Initially, the threshold for employing the shuttle bus system was events of 25,000 to 40,000 attendees. This number has been dropped so that the shuttle buses will be engaged for events with an anticipated attendance as low as 15,000. The residents of Lakeside Avenue were advised that they should anticipate that approximately 20 events during the good weather will meet this threshold. More specifically, the shuttle buses are scheduled to run for two hours prior to an event and two hours following it. This will have a significant impact on the residents of Lakeside Avenue and, again, not once were the residents advised officially by anyone from the City that this would be the situation.

We need to stop this. It could well be the beginning of opening up residential streets in the Glebe and Old Ottawa South to buses without any consultation or input from the homeowners. Please join in stopping this travesty before it is too late. Contact Mayor Jim Watson and our Councillor, David Chernushenko and let them know how you feel about buses on your residential

Claire Gaddam, a resident, has submitted this article on behalf of the residents of Lakeside Avenue.

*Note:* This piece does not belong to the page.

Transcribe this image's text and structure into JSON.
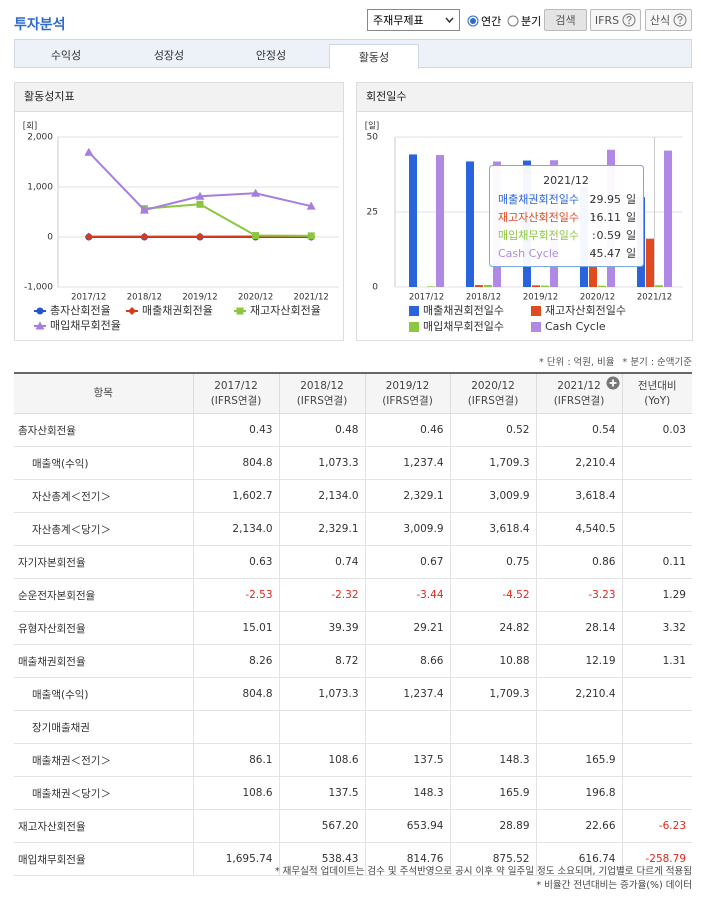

Editor’s Note – Pursuant to a Letter of Intent between the National Capital Commission (NCC) and the City of Ottawa signed in June of 2010, a three-year pilot project involving special event shuttle buses is due to kick off with the “first planned full stadium event at Lansdowne.” Although it is reported that the final details of guidelines in the Transportation Demand Management Plan are still being negotiated, there appears to be an unexpected change in the plan that calls for shuttle buses in the first year of the pilot project to make exclusive use of Lakeside Avenue to access the QED and Lansdowne, rather than using arterials or alternate routes. As noted in the article, north along Bronson, west on Carling and east at Preston to the QED at Dow’s Lake is the arterial route that the GCA has advocated with the City (unsuccessfully to date). That route is also its clear preference over the City’s plan for a second transportation route – Sunnyside, Bank Street, Fifth Avenue – for 50 per cent of the time. Notwithstanding exceptional circumstances, the GCA’s position has been that the shuttle buses do not belong on residential streets.